Hey guys sorry to bring this back up but im working on making this happen now.

I have a friend who is going to give me windows pro 32 bit, first will 32 bit work, I just want to make sure it doesn't have to be 64 bit?

Second, is memory upgrade only needed for parallels and vm or is it also needed for bootcamp?

I'm thinking of buying from crucial.com, but they offer two versions, one 8 gb package and one 4gb package, from what I read it looks like it's recommended to to the 8gb so you know it's the same chip set, is that true or bs?

What is all this going to do to my battery life?

Thanks for all your help.
 
Hey guys sorry to bring this back up but im working on making this happen now.

I have a friend who is going to give me windows pro 32 bit, first will 32 bit work, I just want to make sure it doesn't have to be 64 bit?

Second, is memory upgrade only needed for parallels and vm or is it also needed for bootcamp?

I'm thinking of buying from crucial.com, but they offer two versions, one 8 gb package and one 4gb package, from what I read it looks like it's recommended to to the 8gb so you know it's the same chip set, is that true or bs?

What is all this going to do to my battery life?

Thanks for all your help.

I use bootcamp and then point VMWare Fusion to the bootcamp partition and it works great.

32 bit version of Windows will be fine, but make sure it's not an OEM version because you can't install that version in bootcamp.

You do not need a memory upgrade for bootcamp, but it would help in both OS.

I would recommend the 8 GB package. Packaged RAM usually come from the same batch and that tends to reduce the issue of one bad stick. I would also recommend newegg for RAM. They sell Crucial for less.
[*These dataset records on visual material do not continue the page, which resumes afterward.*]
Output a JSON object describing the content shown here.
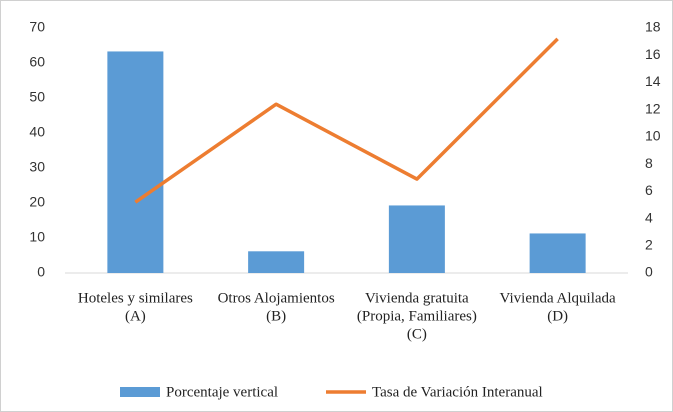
{
  "chart_data": {
    "type": "bar",
    "categories": [
      [
        "Hoteles y similares",
        "(A)"
      ],
      [
        "Otros Alojamientos",
        "(B)"
      ],
      [
        "Vivienda gratuita",
        "(Propia, Familiares)",
        "(C)"
      ],
      [
        "Vivienda Alquilada",
        "(D)"
      ]
    ],
    "series": [
      {
        "name": "Porcentaje vertical",
        "type": "bar",
        "color": "#5b9bd5",
        "values": [
          63.3,
          6.2,
          19.3,
          11.3
        ]
      },
      {
        "name": "Tasa de Variación Interanual",
        "type": "line",
        "axis": "y2",
        "color": "#ed7d31",
        "values": [
          5.2,
          12.4,
          6.9,
          17.2
        ]
      }
    ],
    "ylim": [
      0,
      70
    ],
    "yticks": [
      0,
      10,
      20,
      30,
      40,
      50,
      60,
      70
    ],
    "y2lim": [
      0,
      18
    ],
    "y2ticks": [
      0,
      2,
      4,
      6,
      8,
      10,
      12,
      14,
      16,
      18
    ],
    "grid": false,
    "legend": "bottom"
  }
}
As for battery life, using bootcamp is just like have Windows loaded on the machine. It just depends how intensive your applications are. Supposedly it will be a little less since it's not optimized for the Macs, but nothing that big.
 
The absolute best way to do this involves the least amount of compromises. Do a Bootcamp installation and when you have completed that you can install Parallels and it can run your Bootcamp install under Mac OS X. Its brilliant because if you really need a pure environment you just Bootcamp it. The other 90% of the time Parallels is more than enough. Its a great solution that I highly recommend.
This :)
 
I use bootcamp and then point VMWare Fusion to the bootcamp partition and it works great.

32 bit version of Windows will be fine, but make sure it's not an OEM version because you can't install that version in bootcamp.

You do not need a memory upgrade for bootcamp, but it would help in both OS.

I would recommend the 8 GB package. Packaged RAM usually come from the same batch and that tends to reduce the issue of one bad stick. I would also recommend newegg for RAM. They sell Crucial for less.

As for battery life, using bootcamp is just like have Windows loaded on the machine. It just depends how intensive your applications are. Supposedly it will be a little less since it's not optimized for the Macs, but nothing that big.

How do you know if window's is OEM or not OEM?